Baca juga : Jejak Sejarah Budaya Korupsi di Indonesia
Keempat, dana aspirasi umumnya diberikan secara gelondongan, tanpa dibuka secara transparan terkait kegiatan apa yang akan dilakukan. Bahkan anggota DPRD cenderung diminta untuk menentukan sendiri program apa yang akan diusulkan. Implikasinya ada 2 (dua), yakni sulit diawasi oleh publik, dan tentu saja memperbesar ruang tindakan manipulasi dan kegiatan fiktif berbalut kebutuhan konstituen. Kelima, dana aspirasi ini menjadi sasaran empuk bagi para calo anggaran. Tidak hanya anggota DPRD an sich yang terlibat dalam kasus-kasus tindak pidana korupsi, tetapi juga para calo anggaran yang menghubungkan antara konstituen dan anggota DPRD. Keenam, lalu lintas penerima hibah dan bansos yang cenderung tidak ketat dari hulu ke hilir, dari proses seleksi hingga laporan pertanggungjawaban keuangan, sehingga memudahkan dijadikan sebagai bancakan.
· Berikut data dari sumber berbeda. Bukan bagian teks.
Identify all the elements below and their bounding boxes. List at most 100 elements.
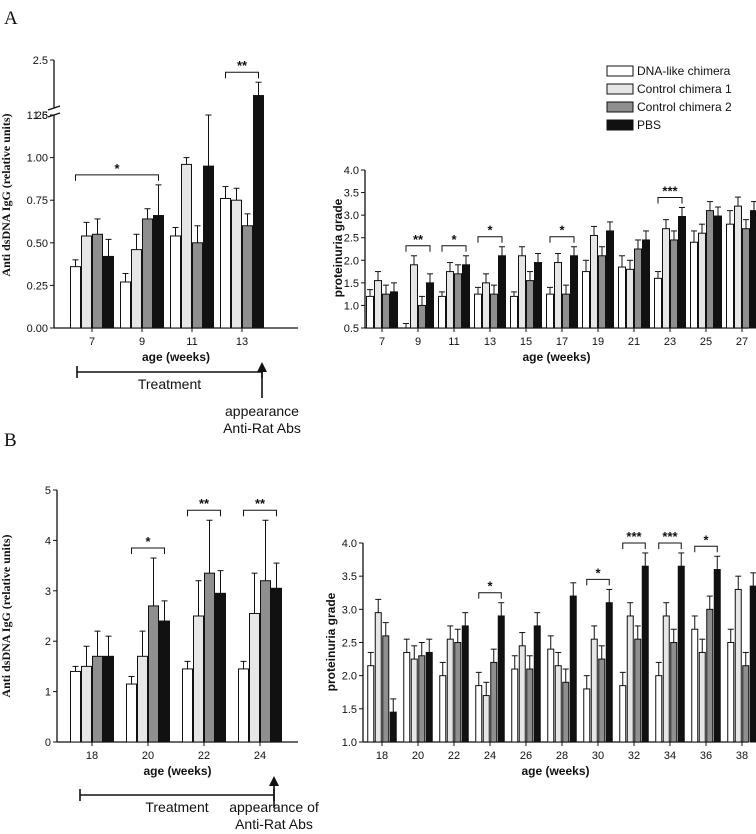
x-tick-label: 19 (592, 336, 604, 348)
significance-bracket (549, 236, 575, 243)
bar (382, 293, 390, 329)
significance-stars: * (703, 532, 709, 547)
y-tick-label: 2.5 (342, 638, 357, 650)
x-tick-label: 18 (376, 750, 388, 762)
y-tick-label: 3.0 (344, 210, 359, 222)
bar (418, 655, 426, 743)
bar (598, 255, 606, 329)
x-tick-label: 25 (700, 336, 712, 348)
significance-bracket (131, 547, 165, 555)
y-tick-label: 2.0 (344, 255, 359, 267)
bar (654, 277, 662, 329)
y-tick-label: 1 (45, 687, 51, 699)
x-tick-label: 17 (556, 336, 568, 348)
bar (410, 264, 418, 329)
x-tick-label: 22 (198, 750, 210, 762)
significance-bracket (243, 509, 277, 517)
bar (389, 711, 397, 743)
bar (605, 602, 613, 743)
y-tick-label: 3 (45, 586, 51, 598)
significance-bracket (622, 542, 646, 549)
chart-A-left (47, 59, 298, 332)
bar (103, 655, 114, 743)
bar (482, 282, 490, 329)
bar (727, 642, 735, 743)
x-tick-label: 24 (254, 750, 266, 762)
bar (153, 215, 164, 329)
bar (142, 218, 153, 329)
significance-stars: * (114, 161, 120, 176)
y-axis-label: proteinuria grade (324, 592, 338, 691)
bar (203, 165, 214, 329)
bar (726, 223, 734, 329)
panel-label-a: A (4, 8, 18, 29)
bar (562, 293, 570, 329)
x-tick-label: 24 (484, 750, 496, 762)
legend-label: Control chimera 2 (637, 100, 732, 114)
bar (70, 266, 81, 329)
significance-stars: * (487, 579, 493, 594)
bar (182, 668, 193, 743)
legend-swatch (606, 65, 634, 77)
bar (438, 295, 446, 329)
bar (81, 235, 92, 329)
significance-stars: * (559, 223, 565, 238)
bar (490, 661, 498, 743)
bar (159, 620, 170, 743)
chart-B-right (359, 542, 756, 746)
bar (534, 262, 542, 329)
bar (533, 625, 541, 743)
bar (590, 638, 598, 743)
bar (366, 295, 374, 329)
bar (642, 239, 650, 329)
bar (231, 199, 242, 329)
bar (706, 210, 714, 329)
bar (546, 293, 554, 329)
bar (120, 281, 131, 329)
bar (193, 615, 204, 743)
x-axis-label: age (weeks) (142, 350, 210, 364)
bar (518, 255, 526, 329)
legend-label: PBS (637, 118, 661, 132)
chart-A-right (361, 169, 756, 332)
bar (215, 592, 226, 743)
bar (606, 230, 614, 329)
significance-bracket (187, 509, 221, 517)
y-axis-label: Anti dsDNA IgG (relative units) (0, 534, 13, 697)
bar (626, 268, 634, 329)
bar (569, 595, 577, 743)
significance-stars: ** (255, 496, 266, 511)
significance-stars: *** (626, 529, 642, 544)
bar (192, 242, 203, 329)
bar (242, 225, 253, 329)
bar (446, 271, 454, 329)
y-tick-label: 1.5 (344, 278, 359, 290)
x-tick-label: 13 (484, 336, 496, 348)
appearance-label: appearance of (229, 799, 319, 815)
axis-break-mark (47, 105, 61, 111)
bar (425, 651, 433, 743)
bar (170, 235, 181, 329)
bar (598, 658, 606, 743)
bar (742, 228, 750, 329)
significance-stars: ** (199, 496, 210, 511)
x-tick-label: 27 (736, 336, 748, 348)
y-tick-label: 1.0 (344, 300, 359, 312)
bar (678, 215, 686, 329)
treatment-label: Treatment (145, 799, 208, 815)
significance-stars: * (145, 534, 151, 549)
x-tick-label: 20 (412, 750, 424, 762)
bar (374, 280, 382, 329)
panel-label-b: B (4, 430, 17, 451)
y-tick-label: 4.0 (344, 165, 359, 177)
bar (461, 625, 469, 743)
significance-bracket (478, 592, 502, 599)
significance-stars: ** (413, 232, 424, 247)
significance-bracket (75, 174, 159, 181)
bar (367, 665, 375, 743)
bar (410, 658, 418, 743)
bar (511, 668, 519, 743)
significance-bracket (658, 542, 682, 549)
y-axis-label: proteinuria grade (331, 198, 345, 297)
Di Kaltim, kita sama-sama tau, begitu banyaknya kasus korupsi dari penggunaan hibah dan bansos ini. Dan selain program OPD, dana aspirasi umumnya juga dikonversi menjadi dana hibah dan bansos di daerah konstituen. Ketujuh, anggaran menjadi makin rentan dijadikan bancakan akibat dekatnya momentum elektoral Pemilu 2019. Ini mungkin faktor musiman, tapi tidak kalah pentingnya. Politik biaya tinggi, membuat semua orang berlomba-lomba mencari modal politik, bahkan dengan menghalalkan segala cara.
Tulisan ini sebelumnya sudah dimuat di Koran Harian Bontang Post, Edisi Senin 01 Oktober 2018.